ECLI:NL:RBAMS:2025:5963

Rechtbank Amsterdam

Datum uitspraak
13 augustus 2025
Publicatiedatum
15 augustus 2025
Zaaknummer
C/13/770566 / HA ZA 25-1149
Instantie
Rechtbank Amsterdam
Type
Uitspraak
Procedures
  • Tussenuitspraak
Vindplaatsen
  • Rechtspraak.nl
AI samenvatting door LexboostAutomatisch gegenereerd

Incident om inzage in inkoopfacturen en schadevergoeding in handelsrelatie tussen Bliss FZE en [gedaagde 1] B.V.

In deze zaak heeft de Rechtbank Amsterdam op 13 augustus 2025 een tussenuitspraak gedaan in een incident dat is ingediend door de rechtspersoon Bliss FZE, gevestigd in Dubai, tegen [gedaagde 1] B.V. en andere gedaagden. Bliss vordert inzage in de inkoopfacturen van bloemen die zij van [gedaagde 1] heeft gekocht in de periode van 2011 tot en met 2024. Bliss stelt dat zij mogelijk te veel heeft betaald voor de bloemen en dat [gedaagde 1] onrechtmatig heeft gehandeld door geen transparantie te bieden over de inkoopprijzen. De rechtbank oordeelt dat Bliss recht heeft op inzage in de gevraagde documenten, omdat deze essentieel zijn voor de controle van de in rekening gebrachte bedragen. De rechtbank verwerpt het verweer van [gedaagde 1] dat gewichtige redenen zich verzetten tegen inzage, en stelt dat de gevraagde informatie niet als concurrentiegevoelig kan worden beschouwd. De rechtbank beveelt [gedaagde 1] om de inkoopfacturen en andere relevante documenten in het geding te brengen in een doorzoekbaar formaat. Tevens wordt [gedaagde 1] veroordeeld in de proceskosten van Bliss, die zijn vastgesteld op €792,00. De zaak zal op 24 september 2025 opnieuw op de rol komen voor het nemen van de conclusie van antwoord.

Uitspraak

RECHTBANK Amsterdam

Civiel recht
Zaaknummer: C/13/770566 / HA ZA 25-1149
Vonnis in incident van 13 augustus 2025
in de zaak van
de rechtspersoon naar buitenlands recht
BLISS FZE,
te Dubai (Verenigde Arabische Emiraten),
eisende partij in de hoofdzaak,
eisende partij in het incident,
advocaat: mr. A.I.M. van Essen,
tegen

1.[gedaagde 1] B.V.,

te [vestigingsplaats 1] ,
gedaagde partij in de hoofdzaak,
verwerende partij in het incident,
2.
[gedaagde 2] B.V.,
te [vestigingsplaats 2] ,
gedaagde partij in de hoofdzaak,
3.
[gedaagde 3],
te [vestigingsplaats 3] ,
gedaagde partij in de hoofdzaak,
advocaat: mr. I.E. Moustaïne.

1.De procedure

1.1.
Het verloop van de procedure blijkt uit:
- de dagvaardingen van 14 maart 2025, met daarin een incidentele vordering tot afgifte/inzage van bescheiden,
- de akte overlegging producties,
- de incidentele conclusie van antwoord,
- de akte uitlating inzake een verzoek om litispendentie.
1.2.
Ten slotte is vonnis bepaald in het incident.

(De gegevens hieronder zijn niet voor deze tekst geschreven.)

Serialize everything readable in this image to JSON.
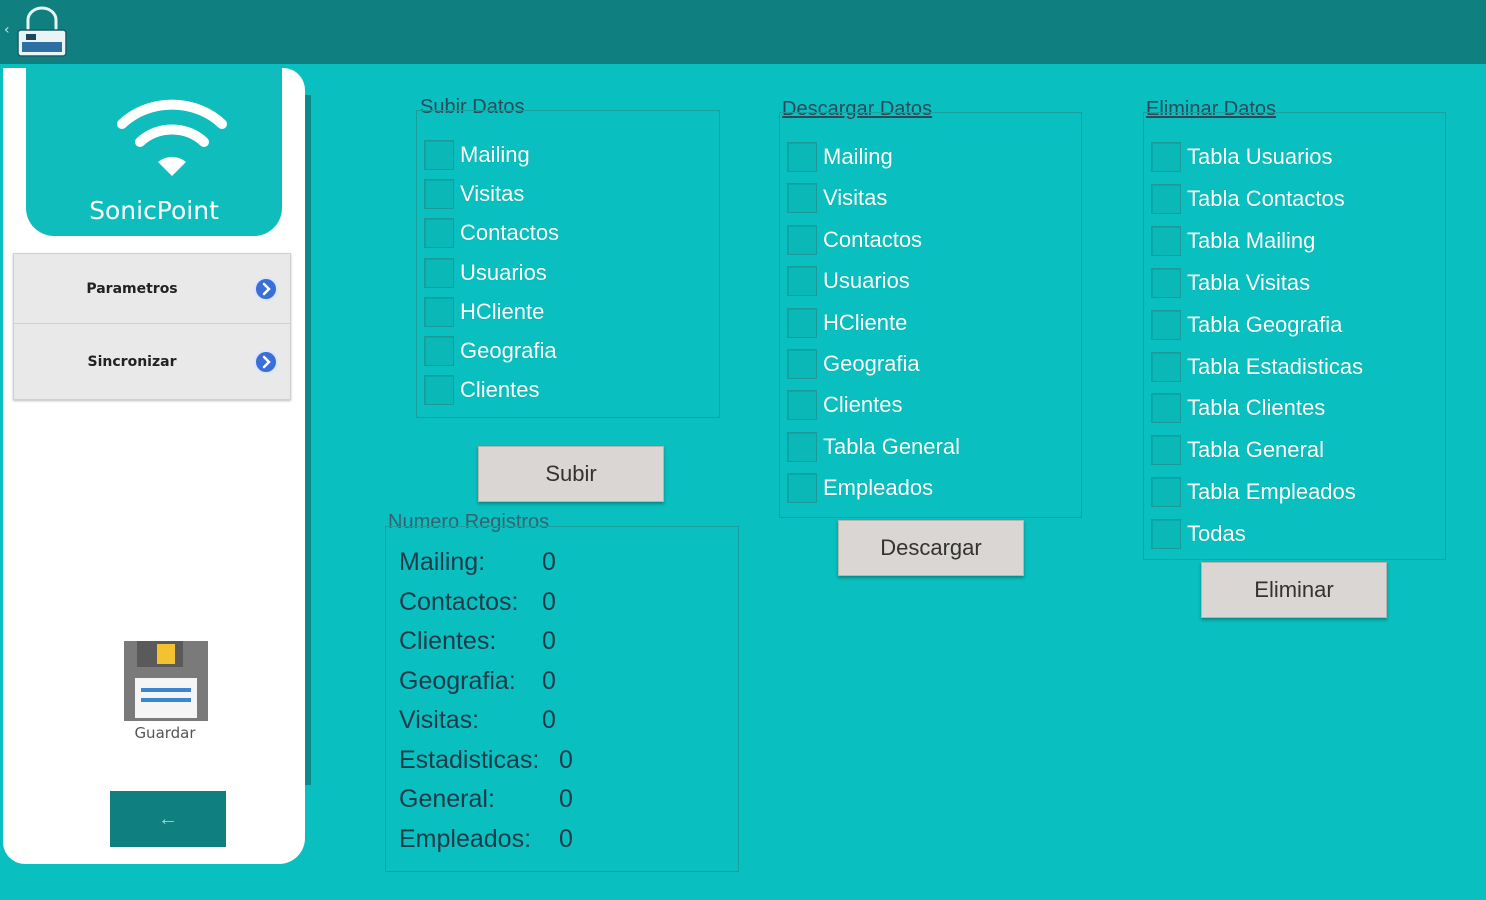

2.Het geschil in de hoofdzaak

2.1.
Bliss (eisende partij) heeft een onderneming voor de verkoop van bloemen in winkels in de Verenigde Arabische Emiraten, andere golfstaten en Singapore.
2.2.
[gedaagde 1] (gedaagde partij 1) is handelaar is bloemen in [vestigingsplaats 1] . [gedaagde 2] (gedaagde partij onder 2) en [gedaagde 3] (gedaagde partij onder 3) zijn daarvan de statutair bestuurders.
2.3.
Van 2011 tot en met 2024 heeft Bliss bloemen gekocht van [gedaagde 1] . De commerciële afspraak was dat Bliss hiervoor de inkoopprijs van [gedaagde 1] betaalde vermeerderd met een commissie van vijftien procent. [gedaagde 1] heeft steeds prijzen in rekening gebracht en Bliss heeft deze steeds betaald, zonder dat [gedaagde 1] de onderliggende inkoopfacturen heeft verstrekt.
2.4.
Door te vergelijken met prijzen van alternatieve aanbieders en op grond van een doorgestuurde e-mail is bij Bliss de indruk ontstaan dat [gedaagde 1] al die tijd te hoge bedragen in rekening heeft gebracht. Op basis van openbare veilingprijzen vermoedt [gedaagde 1] dat Bliss een marge van ongeveer twintig procent aan de kostprijs heeft toegevoegd. In totaal zou Bliss daardoor ongeveer € 5,5 miljoen te veel hebben betaald.
2.5.
In de hoofdzaak vordert Bliss een verklaring voor recht dat [gedaagde 1] , [gedaagde 2] en [gedaagde 3] onrechtmatig hebben gehandeld, althans dat [gedaagde 1] wanprestatie heeft gepleegd en dat [gedaagde 2] en [gedaagde 3] daarvan een ernstig (persoonlijk) verwijt treft, en dat zij aansprakelijk zijn voor de daardoor geleden schade. Verder vordert Bliss een veroordeling tot betaling van schadevergoeding, op te maken bij staat.
2.6.
[gedaagde 1] , [gedaagde 2] en [gedaagde 3] hebben in de hoofdzaak nog niet voor antwoord geconcludeerd.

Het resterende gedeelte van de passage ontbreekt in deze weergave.